Persistent hash

Hello everybody

I work with continually updated time series and do intensive calculations on that. Say data is in vector x. Sometimes some part of old data changes when an instrument is recalibrated and I need re-do old calculations. My code was in R, and I use sha1() from digest to see if x[t1:t2] has changed, and then redo the calculation for x[t1:t2] and store the hash to check if data changes later.

Julia has hash() which does the trick, but that is not reliable as docs say " The hash value may change when a new Julia process is started." . I could use SHA but that requiers converting a vector into a string. Very slow and very inelegant. One could use some summary stats, perhaps along with sha1() but that is unreliable and inelegant.

So I have a question for you all. Is there a hash() type function that allows me to uniquely identify a vector (or a dataframe or a dictionary) AND gives same answers when I rerun the code later, perhaps on a different operating system or julia version? like is there way to make the julia SHA behave like the R SHA?

best, j

No it doesn’t, you just need the raw bytes:

SHA.sha1(reinterpret(UInt8, x))

In general, most hash algorithms (SHA, MD5, CRC32, etcetera) work on arrays of bytes. Julia forces you to call reinterpret explicitly because you have to be aware that this depends on the binary representation of the data, not just its numerical values.

3 Likes

Thanks, I had not seen that. very helpful. solves problem here. thanks.

But this does not work with dictionaries or dataframes, and unfortunately, that is what the next code base I will port from R to Julia needs.

hash() works with dictionaries and dataframes, so a version of hash() that gives consistent answers would be perfect.

The reason hash works on everything is unfortunately intimately connected to its possibility of not being persistent — it (sometimes) relies upon internals like pointer addresses, memory layouts, and such.

One option would be to hash a more-persistent canonical representation of the thing if you don’t know of a shortcut like the reinterpret for vectors of bitstypes.
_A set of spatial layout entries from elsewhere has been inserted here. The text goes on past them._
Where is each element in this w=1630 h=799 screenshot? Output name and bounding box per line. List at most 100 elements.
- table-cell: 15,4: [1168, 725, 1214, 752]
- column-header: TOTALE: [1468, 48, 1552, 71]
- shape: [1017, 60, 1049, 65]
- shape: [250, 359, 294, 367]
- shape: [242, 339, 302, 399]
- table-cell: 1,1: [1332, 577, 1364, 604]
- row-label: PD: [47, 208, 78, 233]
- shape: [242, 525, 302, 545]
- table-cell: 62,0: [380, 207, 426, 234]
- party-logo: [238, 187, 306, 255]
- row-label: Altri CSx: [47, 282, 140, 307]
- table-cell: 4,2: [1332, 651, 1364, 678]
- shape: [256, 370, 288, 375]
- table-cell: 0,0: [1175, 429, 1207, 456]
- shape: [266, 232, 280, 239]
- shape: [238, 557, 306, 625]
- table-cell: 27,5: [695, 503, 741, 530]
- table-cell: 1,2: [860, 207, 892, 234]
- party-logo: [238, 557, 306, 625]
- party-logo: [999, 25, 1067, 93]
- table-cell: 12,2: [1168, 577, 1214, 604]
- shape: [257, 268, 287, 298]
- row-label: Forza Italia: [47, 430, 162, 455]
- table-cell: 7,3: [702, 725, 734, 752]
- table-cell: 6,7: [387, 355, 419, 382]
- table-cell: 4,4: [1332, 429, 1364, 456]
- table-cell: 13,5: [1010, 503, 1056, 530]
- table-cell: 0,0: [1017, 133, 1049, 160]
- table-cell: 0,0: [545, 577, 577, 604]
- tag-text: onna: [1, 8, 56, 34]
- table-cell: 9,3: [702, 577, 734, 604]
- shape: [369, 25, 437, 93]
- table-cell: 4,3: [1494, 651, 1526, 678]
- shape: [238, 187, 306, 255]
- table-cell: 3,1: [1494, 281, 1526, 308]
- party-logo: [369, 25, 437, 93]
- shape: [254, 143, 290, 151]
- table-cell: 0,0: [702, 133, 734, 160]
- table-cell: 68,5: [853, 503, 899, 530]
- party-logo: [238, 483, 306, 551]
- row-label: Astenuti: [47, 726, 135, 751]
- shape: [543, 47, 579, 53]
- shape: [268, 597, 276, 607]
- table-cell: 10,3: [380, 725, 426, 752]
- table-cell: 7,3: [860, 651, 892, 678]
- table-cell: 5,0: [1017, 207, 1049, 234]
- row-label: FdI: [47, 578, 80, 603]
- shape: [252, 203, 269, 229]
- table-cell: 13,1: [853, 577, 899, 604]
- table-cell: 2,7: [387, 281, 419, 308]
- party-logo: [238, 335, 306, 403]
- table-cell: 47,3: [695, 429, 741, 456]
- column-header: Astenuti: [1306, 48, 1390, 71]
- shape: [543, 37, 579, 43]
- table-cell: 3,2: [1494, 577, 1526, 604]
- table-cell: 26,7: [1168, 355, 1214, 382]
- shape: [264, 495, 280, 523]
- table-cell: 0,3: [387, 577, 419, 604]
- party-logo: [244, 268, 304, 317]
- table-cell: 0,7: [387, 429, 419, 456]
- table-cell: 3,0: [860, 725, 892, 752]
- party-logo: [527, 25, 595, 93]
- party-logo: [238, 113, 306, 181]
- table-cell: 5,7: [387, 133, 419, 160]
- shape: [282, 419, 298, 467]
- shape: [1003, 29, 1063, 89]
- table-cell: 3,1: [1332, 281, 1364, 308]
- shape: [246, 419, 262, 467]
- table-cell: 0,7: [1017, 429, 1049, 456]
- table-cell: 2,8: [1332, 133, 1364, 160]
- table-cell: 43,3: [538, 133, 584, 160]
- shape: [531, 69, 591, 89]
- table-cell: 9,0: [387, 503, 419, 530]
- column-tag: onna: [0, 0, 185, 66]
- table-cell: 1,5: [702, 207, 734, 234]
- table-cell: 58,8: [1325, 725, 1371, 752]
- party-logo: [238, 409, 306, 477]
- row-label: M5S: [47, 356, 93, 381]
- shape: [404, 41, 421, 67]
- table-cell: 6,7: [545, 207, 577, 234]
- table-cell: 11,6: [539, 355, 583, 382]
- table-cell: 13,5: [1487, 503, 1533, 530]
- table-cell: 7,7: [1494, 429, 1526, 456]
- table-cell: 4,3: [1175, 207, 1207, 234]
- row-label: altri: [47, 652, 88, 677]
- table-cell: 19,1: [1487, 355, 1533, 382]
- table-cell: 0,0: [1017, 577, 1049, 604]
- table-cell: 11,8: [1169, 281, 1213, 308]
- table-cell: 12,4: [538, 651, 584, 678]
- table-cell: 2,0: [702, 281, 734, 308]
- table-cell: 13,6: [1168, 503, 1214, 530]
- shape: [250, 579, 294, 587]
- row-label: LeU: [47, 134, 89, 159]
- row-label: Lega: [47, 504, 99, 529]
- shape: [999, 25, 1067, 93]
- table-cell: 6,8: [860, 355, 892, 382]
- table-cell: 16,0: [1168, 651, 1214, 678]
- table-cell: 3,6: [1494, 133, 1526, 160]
Often in the context of results like this, I am saving stuff to files anyways — so just hash the files themselves.

3 Likes

yes, do that as well.

I can see the issues, its just that it makes me sad that something that was easy in R is a pain in Julia. There are always workarounds, but only at the expense of complexity and code. Seems like having to convert a dictionary to a JSON or save a subset of a dataframe to a parquet only to track changes in data with julia running sha() on that file is, well not elegant.

Depending on what you’re doing in R, it looks like R is likely calling serialize on your values for you before taking the SHA1 of them. You can do exactly that in Julia as well.

import SHA, Serialization
function slightly_more_persistent_hash(x)
    b = IOBuffer()
    Serialization.serialize(b, x)
    return SHA.sha1(take!(b))
end

Depending on your use case and needs, you could use a different format. Serialize is fast and general and easy, but it’s also version-dependent.

6 Likes

Wow, that is super cool. I had no idea. That function will have a prime place in my code. Makes me sad that it is obvious in retrospect.

Thanks again @mbauman

Using sqids,

julia> using Sqids
julia> config = Sqids.configure();
julia> Sqids.encode(config, reinterpret(UInt64, Float64[pi, sqrt(2), 5/3]))
"X0PEyVSDsa8VbqtxqJPOHBQIbHjrm7TB0sVH"
julia> Sqids.encode(config, reinterpret(UInt64, Float64[pi, sqrt(2), 5/3 + 1e-9]))
"l2eZGopRr9CoiqOPqvh5YXcEGQrd9v3h0jd7"

The hash is even invertible if you know the alphabet, but for my appplication, I chop it down to the first few characters and that of course is not invertible.